The following three pictures are of the ceiling in the Thistle Chapel, which is where investiture in The Most Ancient and Most Noble Order of the Thistle takes place - as granted by Her Majesty, Queen Elizabeth II, of course.
Again the pelican being used as a Christian symbol . . .
Heraldic symbols of the royal family within the Thistle Chapel:
If you ever get a chance to visit, see if you can find this bagpipe-playing angel among the frenzy of elaborate carving! Good luck!
Back out into the main area of the cathedral again . . . just history everywhere . . .
John Knox became minister here in 1559.
An original of the National Covenant (which I have referred to a lot in my posts on Greyfriar's where it was signed) is kept here, covered by a curtain to protect it from light.
Not a great picture, but it's the best I could do . . . if you're going to try to read it, have fun with that! At least it's about 100 years more recent than the documents of this nature I was trying to read in the archives of the National Library, so it should be somewhat easier to read!
This is an unbelievably important document that many hundreds of people died for. It is important beyond the history of the church. A sign next to this display states, "Many regard this document as the move away from the ideas of divinely appointed rule towards participatory, modern democracy. The insistence on education for all sowed the seeds of the Scottish Enlightenment and many Scottish Presbyterians were involved in the Declaration of Independence in America and drafting the US Constitution."
Another tip for if you travel here, particularly if you are interested in church history, back in the day a kirkyard did exist, but the city has grown so much that the cathedral is surrounded by roads and parking lots. The burial site of John Knox is marked with a plaque in the parking lot on the south side of the church. (Given how austere he was, he probably would have approved.)

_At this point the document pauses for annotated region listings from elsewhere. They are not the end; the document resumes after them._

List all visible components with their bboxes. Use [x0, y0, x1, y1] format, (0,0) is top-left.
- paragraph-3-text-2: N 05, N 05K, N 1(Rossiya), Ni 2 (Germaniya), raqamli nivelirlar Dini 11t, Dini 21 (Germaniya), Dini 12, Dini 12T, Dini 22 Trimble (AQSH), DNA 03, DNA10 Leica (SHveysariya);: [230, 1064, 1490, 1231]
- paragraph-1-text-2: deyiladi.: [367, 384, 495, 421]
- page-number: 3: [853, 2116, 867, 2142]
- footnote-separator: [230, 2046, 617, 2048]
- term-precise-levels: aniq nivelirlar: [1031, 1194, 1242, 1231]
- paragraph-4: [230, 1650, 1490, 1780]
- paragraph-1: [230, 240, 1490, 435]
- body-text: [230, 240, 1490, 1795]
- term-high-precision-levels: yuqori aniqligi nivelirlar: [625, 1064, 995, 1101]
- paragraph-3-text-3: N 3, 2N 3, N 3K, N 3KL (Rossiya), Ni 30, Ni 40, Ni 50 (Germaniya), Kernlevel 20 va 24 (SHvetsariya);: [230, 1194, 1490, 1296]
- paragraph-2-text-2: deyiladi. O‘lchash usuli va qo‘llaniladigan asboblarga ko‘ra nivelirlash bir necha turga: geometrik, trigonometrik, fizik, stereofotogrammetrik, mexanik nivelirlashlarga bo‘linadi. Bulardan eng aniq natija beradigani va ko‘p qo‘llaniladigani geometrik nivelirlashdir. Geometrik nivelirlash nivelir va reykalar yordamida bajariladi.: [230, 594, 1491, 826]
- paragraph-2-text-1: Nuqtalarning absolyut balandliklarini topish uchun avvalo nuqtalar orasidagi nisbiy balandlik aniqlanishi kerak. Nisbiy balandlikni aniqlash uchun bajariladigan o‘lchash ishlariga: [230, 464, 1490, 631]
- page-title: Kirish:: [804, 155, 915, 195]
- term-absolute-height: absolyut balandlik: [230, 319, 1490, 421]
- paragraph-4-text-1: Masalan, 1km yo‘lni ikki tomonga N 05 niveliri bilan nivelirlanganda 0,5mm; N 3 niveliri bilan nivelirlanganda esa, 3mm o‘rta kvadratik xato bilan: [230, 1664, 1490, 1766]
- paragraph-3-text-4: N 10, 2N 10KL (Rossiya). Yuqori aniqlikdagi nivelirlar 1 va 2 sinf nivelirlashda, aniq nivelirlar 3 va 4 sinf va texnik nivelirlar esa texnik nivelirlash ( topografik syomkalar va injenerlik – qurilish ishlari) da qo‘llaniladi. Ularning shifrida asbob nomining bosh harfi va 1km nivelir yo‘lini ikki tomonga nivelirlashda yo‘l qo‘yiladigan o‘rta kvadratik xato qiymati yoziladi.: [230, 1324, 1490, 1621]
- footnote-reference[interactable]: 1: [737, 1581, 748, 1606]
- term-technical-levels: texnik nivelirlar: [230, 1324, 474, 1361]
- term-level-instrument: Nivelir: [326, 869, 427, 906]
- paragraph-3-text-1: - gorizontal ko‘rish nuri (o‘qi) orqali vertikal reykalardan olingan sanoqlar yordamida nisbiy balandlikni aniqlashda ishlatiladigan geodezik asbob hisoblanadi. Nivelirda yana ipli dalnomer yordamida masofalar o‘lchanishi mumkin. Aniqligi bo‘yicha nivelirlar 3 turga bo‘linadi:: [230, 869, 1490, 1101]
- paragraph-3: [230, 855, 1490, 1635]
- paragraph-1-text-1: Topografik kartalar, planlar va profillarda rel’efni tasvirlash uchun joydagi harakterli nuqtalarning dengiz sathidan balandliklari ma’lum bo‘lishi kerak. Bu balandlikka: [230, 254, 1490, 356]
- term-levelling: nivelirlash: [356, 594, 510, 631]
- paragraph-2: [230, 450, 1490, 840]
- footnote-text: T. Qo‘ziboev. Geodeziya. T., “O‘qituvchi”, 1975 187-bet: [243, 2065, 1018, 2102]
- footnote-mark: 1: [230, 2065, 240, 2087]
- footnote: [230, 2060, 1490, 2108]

My last stop on this magic Monday was at The Elephant House, where J. K. Rowling did some of the writing about the wizarding world in her Harry Potter series of books. The restaurant is quite elegant, decorated with a very nice elephant theme.
I would have taken more pictures around the restaurant,but it was very crowded, and I didn't want people to be nervous that I was taking pictures of them.
This brownie sundae was truly amazingly delicious. It may be one of the best-tasting things I have ever eaten!
Below is the view from my seat, and - quelle surprise! - it's the castle again!
As Rowling wrote in here, she had a view of the castle (above) and a view of Greyfriar's Kirkyard (below), both of which were huge inspirations in her writing. One guy walked next to my table to look at the castle view and said, "Oh, yeah, that's definitely Hogwarts!"And then you walk into the restrooms, and the Harry Potter themed graffiti hits you between the eyes!
Actually, the above is not nearly the assault on the eyes that surprised me 3 years ago at which time the walls were just covered - almost no white showing through at all. I think they've remodeled the bathrooms and perhaps have even removed some walls with graffiti on them for preservation for use in a museum display or something? I wonder that because some of the other graffiti-filled walls, which look like what I saw in 2016, are protected by plexiglass now.
Someone has started in on the ceiling - a pretty appropriate quote, given the location.
I waited in line extra long in order to get into the stall I'd been in 3 years ago, where I had left my initials under a small sign of the Deathly Hallows. Alas . . . my initials had disappeared . . . as if by magic!